I recently read a perfectly reasonable article in Writer’s Digest that made me want to throw the magazine across the room: “7 Steps to Creating a Flexible Outline for Any Story” by K.M. Weiland.  In it, Weiland advocates doing a great deal of up-front work in setting up the plot, characters, and setting of your story in outline form, so that you don’t waste time going down pointless paths later while writing.  Now, this is an admirable approach, and I am glad it works for her.  But I am Type-A, get-it-done, even-my-to-do-lists-have-to-do-lists kind of person, and even I felt it was a bit much.  I can’t imagine how a true “pantser” (those writers who plot by the seat of their pants) would react to it. 

Here’s the thing: I would love to be able to be that organized when it comes to developing a story, but that’s just not how it works for me.  Don’t get me wrong, I do a lot of planning up front – for my current work-in-progress, for example, I had an entire notebook full of character information, family trees, plot notes, research notes, and so on, before I put word one on the page.  But to me, it feels forced to try to jam all that into an outline too soon.  So much of the story reveals itself to me as I write it.  Even though I think I know the characters well, they tell me new things about themselves as I let them interact with other characters.  So for me it’s important to let those characters unfold that way, and let the plot flow from that.

Weiland’s article definitely has a lot of good stuff in it.  But I know that, for me, following it to the letter would be too confining.

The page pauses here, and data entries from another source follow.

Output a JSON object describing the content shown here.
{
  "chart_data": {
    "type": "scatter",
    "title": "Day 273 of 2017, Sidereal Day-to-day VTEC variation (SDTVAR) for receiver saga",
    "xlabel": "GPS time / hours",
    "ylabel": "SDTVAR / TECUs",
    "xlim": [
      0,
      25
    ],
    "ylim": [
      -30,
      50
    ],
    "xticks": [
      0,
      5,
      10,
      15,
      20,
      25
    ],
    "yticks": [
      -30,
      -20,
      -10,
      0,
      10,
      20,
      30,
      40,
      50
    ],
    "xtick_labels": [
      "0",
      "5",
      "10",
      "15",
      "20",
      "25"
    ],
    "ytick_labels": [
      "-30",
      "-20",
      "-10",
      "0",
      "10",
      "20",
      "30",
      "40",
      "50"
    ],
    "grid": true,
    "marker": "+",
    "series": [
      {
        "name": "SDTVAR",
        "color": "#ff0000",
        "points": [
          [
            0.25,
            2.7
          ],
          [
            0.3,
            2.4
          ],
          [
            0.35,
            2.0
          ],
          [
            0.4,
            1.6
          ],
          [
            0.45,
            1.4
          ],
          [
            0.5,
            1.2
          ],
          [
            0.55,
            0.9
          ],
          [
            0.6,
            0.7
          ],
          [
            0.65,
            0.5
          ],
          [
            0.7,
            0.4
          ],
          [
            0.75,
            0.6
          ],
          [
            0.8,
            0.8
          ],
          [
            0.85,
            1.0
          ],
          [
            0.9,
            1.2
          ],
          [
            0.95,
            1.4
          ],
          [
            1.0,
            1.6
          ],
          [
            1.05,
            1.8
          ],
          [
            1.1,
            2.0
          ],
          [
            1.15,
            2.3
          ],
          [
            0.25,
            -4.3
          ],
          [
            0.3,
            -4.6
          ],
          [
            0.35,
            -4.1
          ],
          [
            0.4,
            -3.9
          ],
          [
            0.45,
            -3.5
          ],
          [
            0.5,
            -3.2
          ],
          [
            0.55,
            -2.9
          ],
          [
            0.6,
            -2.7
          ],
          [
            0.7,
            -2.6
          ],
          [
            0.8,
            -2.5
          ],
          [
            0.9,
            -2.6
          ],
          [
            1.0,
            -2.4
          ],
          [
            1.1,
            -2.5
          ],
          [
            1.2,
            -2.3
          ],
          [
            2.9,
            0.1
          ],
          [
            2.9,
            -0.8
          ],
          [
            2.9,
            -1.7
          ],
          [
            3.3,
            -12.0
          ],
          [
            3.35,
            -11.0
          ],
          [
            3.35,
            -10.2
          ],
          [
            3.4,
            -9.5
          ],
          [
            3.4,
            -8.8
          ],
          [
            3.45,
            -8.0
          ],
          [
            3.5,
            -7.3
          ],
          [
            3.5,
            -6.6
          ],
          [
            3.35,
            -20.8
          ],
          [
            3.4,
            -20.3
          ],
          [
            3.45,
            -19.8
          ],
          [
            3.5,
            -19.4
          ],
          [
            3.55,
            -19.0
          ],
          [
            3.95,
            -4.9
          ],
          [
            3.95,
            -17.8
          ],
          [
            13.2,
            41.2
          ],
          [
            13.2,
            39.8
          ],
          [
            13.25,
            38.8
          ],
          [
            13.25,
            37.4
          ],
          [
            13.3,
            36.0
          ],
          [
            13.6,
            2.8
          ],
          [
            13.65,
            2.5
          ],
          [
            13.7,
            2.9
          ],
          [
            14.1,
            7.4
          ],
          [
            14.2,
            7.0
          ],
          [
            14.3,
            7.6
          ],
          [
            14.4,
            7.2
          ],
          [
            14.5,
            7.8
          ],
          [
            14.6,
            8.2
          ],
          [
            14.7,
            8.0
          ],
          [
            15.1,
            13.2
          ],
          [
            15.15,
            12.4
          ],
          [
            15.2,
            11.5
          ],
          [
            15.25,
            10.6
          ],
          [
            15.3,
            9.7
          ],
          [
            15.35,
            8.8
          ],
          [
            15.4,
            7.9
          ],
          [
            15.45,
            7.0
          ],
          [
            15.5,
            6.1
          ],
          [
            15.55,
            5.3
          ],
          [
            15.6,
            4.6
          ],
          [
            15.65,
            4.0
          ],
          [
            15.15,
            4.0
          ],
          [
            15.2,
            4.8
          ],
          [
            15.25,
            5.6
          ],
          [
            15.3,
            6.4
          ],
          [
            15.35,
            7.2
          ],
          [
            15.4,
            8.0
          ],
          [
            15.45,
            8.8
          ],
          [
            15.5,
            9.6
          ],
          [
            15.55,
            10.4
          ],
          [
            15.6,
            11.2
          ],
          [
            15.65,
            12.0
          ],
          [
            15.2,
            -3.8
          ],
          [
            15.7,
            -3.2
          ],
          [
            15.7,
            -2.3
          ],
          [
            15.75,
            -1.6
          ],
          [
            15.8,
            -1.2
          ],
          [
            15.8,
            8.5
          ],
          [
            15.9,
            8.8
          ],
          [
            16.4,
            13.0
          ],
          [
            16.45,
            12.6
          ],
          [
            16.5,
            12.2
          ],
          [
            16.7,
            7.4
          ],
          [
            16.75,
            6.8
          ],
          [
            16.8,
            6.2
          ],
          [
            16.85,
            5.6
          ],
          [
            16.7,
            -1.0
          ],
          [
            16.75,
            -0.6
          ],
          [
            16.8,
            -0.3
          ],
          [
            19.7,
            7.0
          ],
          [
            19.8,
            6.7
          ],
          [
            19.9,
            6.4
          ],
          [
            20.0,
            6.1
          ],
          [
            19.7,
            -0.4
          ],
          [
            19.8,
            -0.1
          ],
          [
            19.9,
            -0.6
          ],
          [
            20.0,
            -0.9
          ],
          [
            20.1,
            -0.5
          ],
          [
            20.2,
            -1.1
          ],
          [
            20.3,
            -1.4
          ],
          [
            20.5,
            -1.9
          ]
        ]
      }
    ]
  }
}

And isn’t that what this writing thing is all about, anyway?  You have to find the approach that works best for you and keep at it.  Anne Lamott has a great quote about that too:

“You get your confidence and intuition back by trusting yourself, by being militantly on your own side.”

Amen, sister.

 

Writing Around the Point

Whenever I sit down to work on my novel in progress, I try not to think too hard about the fact that I am eventually going to cut 70-90% of what I write on any given day.  It’s painful to think about, even if it’s necessary.

So it’s weird that I have totally embraced another writing technique: writing outtakes.  For my current work in progress, I have written nine different outtakes and extra scenes, ranging in length from 15,000 words to 22,000 words.  Every time I do it, I feel like I am wasting time, or at the very least, indulging in what I like to call “productive procrastination”.  (If you spend your time organizing your to-do list to avoid actually doing anything on it…that’s productive procrastination.)  Some of these stories are scenes from the novel in other points of view, some are completely separate, some are background information that I need for the main story.  At two key points in the story, where several characters converge, I actually found it helpful to write the scene in several other characters’ points of view BEFORE I tackled it from my main character’s viewpoint.

So now, whenever I am struggling with my manuscript, I set it aside and choose another character to write about, or pick a moment in the past to write about.  Then when I come back to the main manuscript, more often than not, I have a much better idea of how to proceed.  It makes sense; if you got stuck writing an article or nonfiction topic, it would probably be because you need to do more research.  These side stories are “research” on my characters.  I have pages and pages of notes…

notes

 

…but for some reason it doesn’t all become “real” to me until I write it in prose form.  My characters tell me things I hadn’t known before when they start interacting with others.

Right now I am finally working on the climactic scene of my work-in-progress, a scene where five characters and their messy hopes, desires, and insecurities collides.  I tried plotting it using color-coded index cards…

cards

…scribbling notes in notebooks, adding half-formed notes to Word documents.  And I have been working on this scene from the other characters’ points of view first, starting with the villain.  (Writing in her point of view may not be healthy, but it’s useful.)

So here’s my resolution: I am no longer going to let myself feel guilty about this.  It’s not a waste of time.  It’s necessary to make the final product better, because when it comes to writing a great story, there’s just no way to rush it.